銀の鳥に幸せのトリガーを....【ワールドトリガー】
第15章 絶望の足音
「確かに隠密任務という事は考えられるな。ガロプラもロドクルーンもデータではそこまで大きな国じゃない。エネドラへの聞き取りは続けるとして、ガロプラとロドクルーンがこちらの世界を離れるまでは、特別迎撃体制を敷いていくことになる。
その内容についてはこれから協議して行く訳だが、その前に城戸司令よりひとつ指示がある。」
そう言い切ると、その場の全員が中央に座る城戸に視線を向けた。
城戸は短い息を吐いたあと、ゆっくりと話し始めた。
「今回の作戦は可能な限り対外秘として行うものとする。」
「対外秘?市民には知らせないということですか?」
対外秘という言葉に反応した嵐山が城戸に問いかける。
城戸は嵐山の方を見て頷くと「そうだ。」と冷静に答えた。
「大規模侵攻や四塚市の騒動からまだ日も浅い。この短期間に三度侵攻されるとなれば、市民の動揺が増大する可能性がある。そうなれば現在進行中の遠征、奪還計画に支障が出なとも限らない。
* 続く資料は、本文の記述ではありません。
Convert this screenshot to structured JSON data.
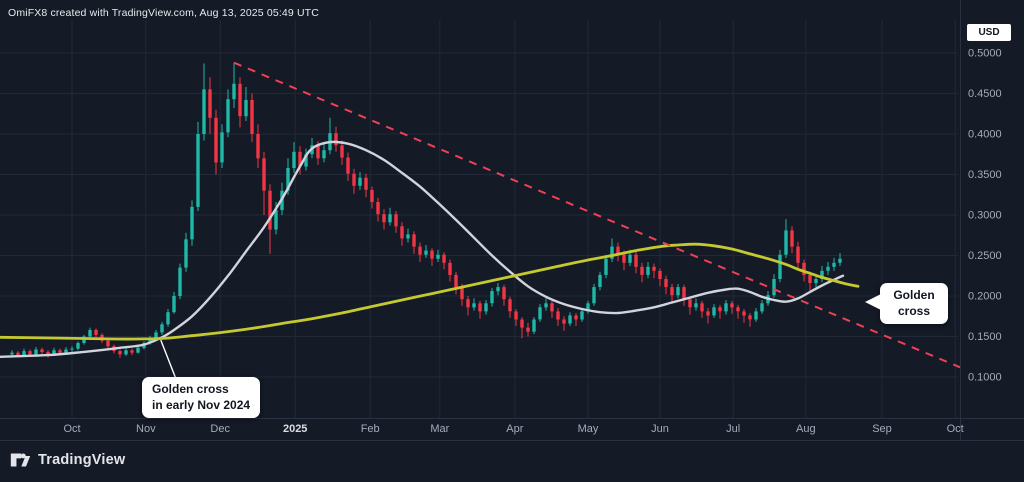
{
  "header": {
    "credit": "OmiFX8 created with TradingView.com, Aug 13, 2025 05:49 UTC"
  },
  "price_axis": {
    "currency_label": "USD",
    "ticks": [
      "0.5000",
      "0.4500",
      "0.4000",
      "0.3500",
      "0.3000",
      "0.2500",
      "0.2000",
      "0.1500",
      "0.1000"
    ]
  },
  "time_axis": {
    "labels": [
      "Oct",
      "Nov",
      "Dec",
      "2025",
      "Feb",
      "Mar",
      "Apr",
      "May",
      "Jun",
      "Jul",
      "Aug",
      "Sep",
      "Oct"
    ]
  },
  "annotations": {
    "nov_cross": {
      "line1": "Golden cross",
      "line2": "in early Nov 2024"
    },
    "aug_cross": {
      "text": "Golden cross"
    }
  },
  "footer": {
    "brand": "TradingView"
  },
  "colors": {
    "background": "#141a26",
    "grid": "#212838",
    "separator": "#2a3142",
    "axis_text": "#a6abb9",
    "axis_text_bright": "#d9dce3",
    "up": "#1fb8a6",
    "down": "#f23645",
    "ma_fast": "#d1d4dc",
    "ma_slow": "#c4c92f",
    "trendline": "#ef4056",
    "pointer": "#ffffff",
    "annotation_bg": "#ffffff",
    "annotation_text": "#10151f"
  },
  "chart_data": {
    "type": "candlestick",
    "title": "",
    "currency": "USD",
    "ylim": [
      0.08,
      0.52
    ],
    "grid": true,
    "price_gridlines": [
      0.5,
      0.45,
      0.4,
      0.35,
      0.3,
      0.25,
      0.2,
      0.15,
      0.1
    ],
    "x_months": [
      "Oct",
      "Nov",
      "Dec",
      "2025",
      "Feb",
      "Mar",
      "Apr",
      "May",
      "Jun",
      "Jul",
      "Aug",
      "Sep",
      "Oct"
    ],
    "candles": [
      [
        0.128,
        0.133,
        0.124,
        0.13
      ],
      [
        0.13,
        0.132,
        0.124,
        0.127
      ],
      [
        0.127,
        0.135,
        0.126,
        0.132
      ],
      [
        0.132,
        0.134,
        0.125,
        0.128
      ],
      [
        0.128,
        0.137,
        0.127,
        0.134
      ],
      [
        0.134,
        0.136,
        0.128,
        0.131
      ],
      [
        0.131,
        0.133,
        0.124,
        0.128
      ],
      [
        0.128,
        0.136,
        0.127,
        0.133
      ],
      [
        0.133,
        0.135,
        0.127,
        0.13
      ],
      [
        0.13,
        0.137,
        0.128,
        0.134
      ],
      [
        0.134,
        0.138,
        0.13,
        0.135
      ],
      [
        0.135,
        0.144,
        0.133,
        0.142
      ],
      [
        0.142,
        0.152,
        0.14,
        0.15
      ],
      [
        0.15,
        0.161,
        0.148,
        0.158
      ],
      [
        0.158,
        0.16,
        0.149,
        0.152
      ],
      [
        0.152,
        0.154,
        0.142,
        0.145
      ],
      [
        0.145,
        0.147,
        0.135,
        0.138
      ],
      [
        0.138,
        0.14,
        0.129,
        0.132
      ],
      [
        0.132,
        0.134,
        0.124,
        0.128
      ],
      [
        0.128,
        0.136,
        0.126,
        0.133
      ],
      [
        0.133,
        0.135,
        0.127,
        0.13
      ],
      [
        0.13,
        0.139,
        0.129,
        0.136
      ],
      [
        0.136,
        0.144,
        0.134,
        0.142
      ],
      [
        0.142,
        0.151,
        0.14,
        0.148
      ],
      [
        0.148,
        0.158,
        0.146,
        0.155
      ],
      [
        0.155,
        0.168,
        0.152,
        0.165
      ],
      [
        0.165,
        0.184,
        0.162,
        0.18
      ],
      [
        0.18,
        0.205,
        0.178,
        0.2
      ],
      [
        0.2,
        0.24,
        0.196,
        0.235
      ],
      [
        0.235,
        0.278,
        0.23,
        0.27
      ],
      [
        0.27,
        0.318,
        0.262,
        0.31
      ],
      [
        0.31,
        0.415,
        0.305,
        0.4
      ],
      [
        0.4,
        0.487,
        0.392,
        0.455
      ],
      [
        0.455,
        0.47,
        0.4,
        0.42
      ],
      [
        0.42,
        0.43,
        0.35,
        0.365
      ],
      [
        0.365,
        0.412,
        0.358,
        0.402
      ],
      [
        0.402,
        0.455,
        0.396,
        0.443
      ],
      [
        0.443,
        0.488,
        0.432,
        0.462
      ],
      [
        0.462,
        0.47,
        0.408,
        0.422
      ],
      [
        0.422,
        0.458,
        0.416,
        0.442
      ],
      [
        0.442,
        0.45,
        0.39,
        0.4
      ],
      [
        0.4,
        0.412,
        0.358,
        0.37
      ],
      [
        0.37,
        0.378,
        0.3,
        0.33
      ],
      [
        0.33,
        0.338,
        0.252,
        0.282
      ],
      [
        0.282,
        0.316,
        0.276,
        0.306
      ],
      [
        0.306,
        0.34,
        0.3,
        0.33
      ],
      [
        0.33,
        0.37,
        0.325,
        0.358
      ],
      [
        0.358,
        0.39,
        0.352,
        0.378
      ],
      [
        0.378,
        0.385,
        0.35,
        0.36
      ],
      [
        0.36,
        0.382,
        0.355,
        0.375
      ],
      [
        0.375,
        0.395,
        0.37,
        0.386
      ],
      [
        0.386,
        0.391,
        0.362,
        0.37
      ],
      [
        0.37,
        0.388,
        0.365,
        0.38
      ],
      [
        0.38,
        0.42,
        0.375,
        0.401
      ],
      [
        0.401,
        0.409,
        0.378,
        0.386
      ],
      [
        0.386,
        0.392,
        0.362,
        0.371
      ],
      [
        0.371,
        0.377,
        0.342,
        0.351
      ],
      [
        0.351,
        0.357,
        0.326,
        0.336
      ],
      [
        0.336,
        0.353,
        0.331,
        0.346
      ],
      [
        0.346,
        0.351,
        0.322,
        0.331
      ],
      [
        0.331,
        0.335,
        0.308,
        0.316
      ],
      [
        0.316,
        0.321,
        0.292,
        0.301
      ],
      [
        0.301,
        0.307,
        0.282,
        0.291
      ],
      [
        0.291,
        0.309,
        0.287,
        0.301
      ],
      [
        0.301,
        0.305,
        0.278,
        0.286
      ],
      [
        0.286,
        0.291,
        0.262,
        0.271
      ],
      [
        0.271,
        0.283,
        0.266,
        0.276
      ],
      [
        0.276,
        0.28,
        0.252,
        0.261
      ],
      [
        0.261,
        0.266,
        0.242,
        0.251
      ],
      [
        0.251,
        0.263,
        0.247,
        0.256
      ],
      [
        0.256,
        0.259,
        0.237,
        0.246
      ],
      [
        0.246,
        0.257,
        0.242,
        0.251
      ],
      [
        0.251,
        0.254,
        0.233,
        0.241
      ],
      [
        0.241,
        0.245,
        0.218,
        0.226
      ],
      [
        0.226,
        0.23,
        0.202,
        0.211
      ],
      [
        0.211,
        0.215,
        0.188,
        0.196
      ],
      [
        0.196,
        0.2,
        0.176,
        0.186
      ],
      [
        0.186,
        0.197,
        0.182,
        0.191
      ],
      [
        0.191,
        0.194,
        0.172,
        0.181
      ],
      [
        0.181,
        0.195,
        0.177,
        0.191
      ],
      [
        0.191,
        0.21,
        0.187,
        0.206
      ],
      [
        0.206,
        0.216,
        0.201,
        0.211
      ],
      [
        0.211,
        0.214,
        0.188,
        0.196
      ],
      [
        0.196,
        0.199,
        0.173,
        0.181
      ],
      [
        0.181,
        0.184,
        0.163,
        0.171
      ],
      [
        0.171,
        0.174,
        0.148,
        0.161
      ],
      [
        0.161,
        0.167,
        0.15,
        0.156
      ],
      [
        0.156,
        0.174,
        0.153,
        0.171
      ],
      [
        0.171,
        0.19,
        0.168,
        0.186
      ],
      [
        0.186,
        0.197,
        0.182,
        0.191
      ],
      [
        0.191,
        0.194,
        0.173,
        0.181
      ],
      [
        0.181,
        0.185,
        0.163,
        0.171
      ],
      [
        0.171,
        0.175,
        0.157,
        0.166
      ],
      [
        0.166,
        0.18,
        0.163,
        0.176
      ],
      [
        0.176,
        0.179,
        0.163,
        0.171
      ],
      [
        0.171,
        0.185,
        0.168,
        0.181
      ],
      [
        0.181,
        0.194,
        0.178,
        0.191
      ],
      [
        0.191,
        0.215,
        0.188,
        0.211
      ],
      [
        0.211,
        0.23,
        0.207,
        0.226
      ],
      [
        0.226,
        0.251,
        0.222,
        0.246
      ],
      [
        0.246,
        0.271,
        0.242,
        0.261
      ],
      [
        0.261,
        0.266,
        0.243,
        0.251
      ],
      [
        0.251,
        0.256,
        0.232,
        0.241
      ],
      [
        0.241,
        0.257,
        0.237,
        0.251
      ],
      [
        0.251,
        0.255,
        0.228,
        0.236
      ],
      [
        0.236,
        0.241,
        0.217,
        0.226
      ],
      [
        0.226,
        0.242,
        0.222,
        0.236
      ],
      [
        0.236,
        0.24,
        0.222,
        0.231
      ],
      [
        0.231,
        0.234,
        0.212,
        0.221
      ],
      [
        0.221,
        0.225,
        0.202,
        0.211
      ],
      [
        0.211,
        0.215,
        0.192,
        0.201
      ],
      [
        0.201,
        0.215,
        0.197,
        0.211
      ],
      [
        0.211,
        0.214,
        0.188,
        0.196
      ],
      [
        0.196,
        0.199,
        0.177,
        0.186
      ],
      [
        0.186,
        0.197,
        0.182,
        0.191
      ],
      [
        0.191,
        0.194,
        0.173,
        0.181
      ],
      [
        0.181,
        0.185,
        0.166,
        0.176
      ],
      [
        0.176,
        0.19,
        0.173,
        0.186
      ],
      [
        0.186,
        0.189,
        0.172,
        0.181
      ],
      [
        0.181,
        0.195,
        0.177,
        0.191
      ],
      [
        0.191,
        0.194,
        0.178,
        0.186
      ],
      [
        0.186,
        0.189,
        0.172,
        0.181
      ],
      [
        0.181,
        0.184,
        0.167,
        0.176
      ],
      [
        0.176,
        0.179,
        0.162,
        0.171
      ],
      [
        0.171,
        0.185,
        0.168,
        0.181
      ],
      [
        0.181,
        0.195,
        0.178,
        0.191
      ],
      [
        0.191,
        0.206,
        0.188,
        0.201
      ],
      [
        0.201,
        0.227,
        0.198,
        0.221
      ],
      [
        0.221,
        0.257,
        0.217,
        0.251
      ],
      [
        0.251,
        0.295,
        0.247,
        0.281
      ],
      [
        0.281,
        0.286,
        0.253,
        0.261
      ],
      [
        0.261,
        0.267,
        0.232,
        0.241
      ],
      [
        0.241,
        0.245,
        0.218,
        0.226
      ],
      [
        0.226,
        0.23,
        0.205,
        0.216
      ],
      [
        0.216,
        0.227,
        0.211,
        0.221
      ],
      [
        0.221,
        0.237,
        0.217,
        0.231
      ],
      [
        0.231,
        0.242,
        0.226,
        0.236
      ],
      [
        0.236,
        0.247,
        0.231,
        0.241
      ],
      [
        0.241,
        0.253,
        0.237,
        0.246
      ]
    ],
    "overlays": [
      {
        "name": "ma_fast_white",
        "type": "line",
        "color_key": "ma_fast",
        "width": 2.4,
        "points": [
          [
            -2,
            0.125
          ],
          [
            6,
            0.127
          ],
          [
            12,
            0.131
          ],
          [
            18,
            0.136
          ],
          [
            22,
            0.14
          ],
          [
            25,
            0.149
          ],
          [
            27,
            0.158
          ],
          [
            30,
            0.175
          ],
          [
            33,
            0.198
          ],
          [
            36,
            0.225
          ],
          [
            39,
            0.255
          ],
          [
            42,
            0.285
          ],
          [
            45,
            0.32
          ],
          [
            48,
            0.36
          ],
          [
            50,
            0.382
          ],
          [
            53,
            0.39
          ],
          [
            56,
            0.388
          ],
          [
            59,
            0.38
          ],
          [
            62,
            0.368
          ],
          [
            65,
            0.352
          ],
          [
            68,
            0.335
          ],
          [
            71,
            0.315
          ],
          [
            74,
            0.294
          ],
          [
            77,
            0.272
          ],
          [
            80,
            0.25
          ],
          [
            83,
            0.23
          ],
          [
            86,
            0.212
          ],
          [
            89,
            0.199
          ],
          [
            92,
            0.19
          ],
          [
            95,
            0.184
          ],
          [
            98,
            0.18
          ],
          [
            101,
            0.179
          ],
          [
            104,
            0.182
          ],
          [
            107,
            0.186
          ],
          [
            110,
            0.192
          ],
          [
            113,
            0.198
          ],
          [
            116,
            0.204
          ],
          [
            119,
            0.208
          ],
          [
            121,
            0.209
          ],
          [
            123,
            0.205
          ],
          [
            125,
            0.199
          ],
          [
            127,
            0.195
          ],
          [
            129,
            0.193
          ],
          [
            131,
            0.197
          ],
          [
            133,
            0.205
          ],
          [
            135,
            0.213
          ],
          [
            137,
            0.22
          ],
          [
            138.5,
            0.225
          ]
        ]
      },
      {
        "name": "ma_slow_yellow",
        "type": "line",
        "color_key": "ma_slow",
        "width": 2.8,
        "points": [
          [
            -2,
            0.149
          ],
          [
            8,
            0.148
          ],
          [
            16,
            0.147
          ],
          [
            22,
            0.147
          ],
          [
            26,
            0.148
          ],
          [
            30,
            0.151
          ],
          [
            35,
            0.155
          ],
          [
            40,
            0.16
          ],
          [
            45,
            0.166
          ],
          [
            50,
            0.172
          ],
          [
            55,
            0.179
          ],
          [
            60,
            0.187
          ],
          [
            65,
            0.195
          ],
          [
            70,
            0.203
          ],
          [
            75,
            0.211
          ],
          [
            80,
            0.219
          ],
          [
            85,
            0.227
          ],
          [
            90,
            0.235
          ],
          [
            95,
            0.243
          ],
          [
            100,
            0.25
          ],
          [
            104,
            0.256
          ],
          [
            108,
            0.261
          ],
          [
            111,
            0.263
          ],
          [
            114,
            0.264
          ],
          [
            117,
            0.262
          ],
          [
            120,
            0.258
          ],
          [
            123,
            0.252
          ],
          [
            126,
            0.246
          ],
          [
            129,
            0.239
          ],
          [
            131,
            0.233
          ],
          [
            133,
            0.228
          ],
          [
            135,
            0.223
          ],
          [
            137,
            0.219
          ],
          [
            139,
            0.215
          ],
          [
            141,
            0.212
          ]
        ]
      }
    ],
    "trendline": {
      "style": "dashed",
      "color_key": "trendline",
      "from": [
        37,
        0.488
      ],
      "to": [
        158,
        0.112
      ]
    },
    "events": [
      {
        "name": "golden_cross_nov_2024",
        "label": "Golden cross in early Nov 2024",
        "candle_index": 24.8,
        "price": 0.148
      },
      {
        "name": "golden_cross_aug_2025",
        "label": "Golden cross",
        "candle_index": 136.8,
        "price": 0.219
      }
    ]
  }
}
当然敵の出方次第にもよるが、今度ばかりは市民には襲撃があったことを気づかせない方がいい。」
「気づかせないのレベルだとボーダー内にも情報統制が必要になりますが。」
風間はそこまで言うと指示を仰ぐように忍田に視線を向ける。
忍田はその意図をくみ取ったのか、コクと頷き言葉を続けた。
「その通りだ。B級以上必要最低限の人員にのみ伝える。それ以外は普段通りに回してもらう。防衛任務もランク戦も平常運転だ。」
「こりゃ大変だな。迅の予知がなきゃなかなかハードだ。」
そう言いながらもニヤリと太刀川は笑う。
「人死が出ないっぽい分気分は楽でしょ。」
「敵の目的が分からない以上厄介だがな。」
「まぁ、この手の情報収集はだいたい海影のサイドエフェクトに頼りっぱなしだったからな。」
明るくは振舞っているが東の顔はどこか少し強ばっている。
しかし、それは東だけではなくその場の全員が何も言えないのか黙り込んでしまった。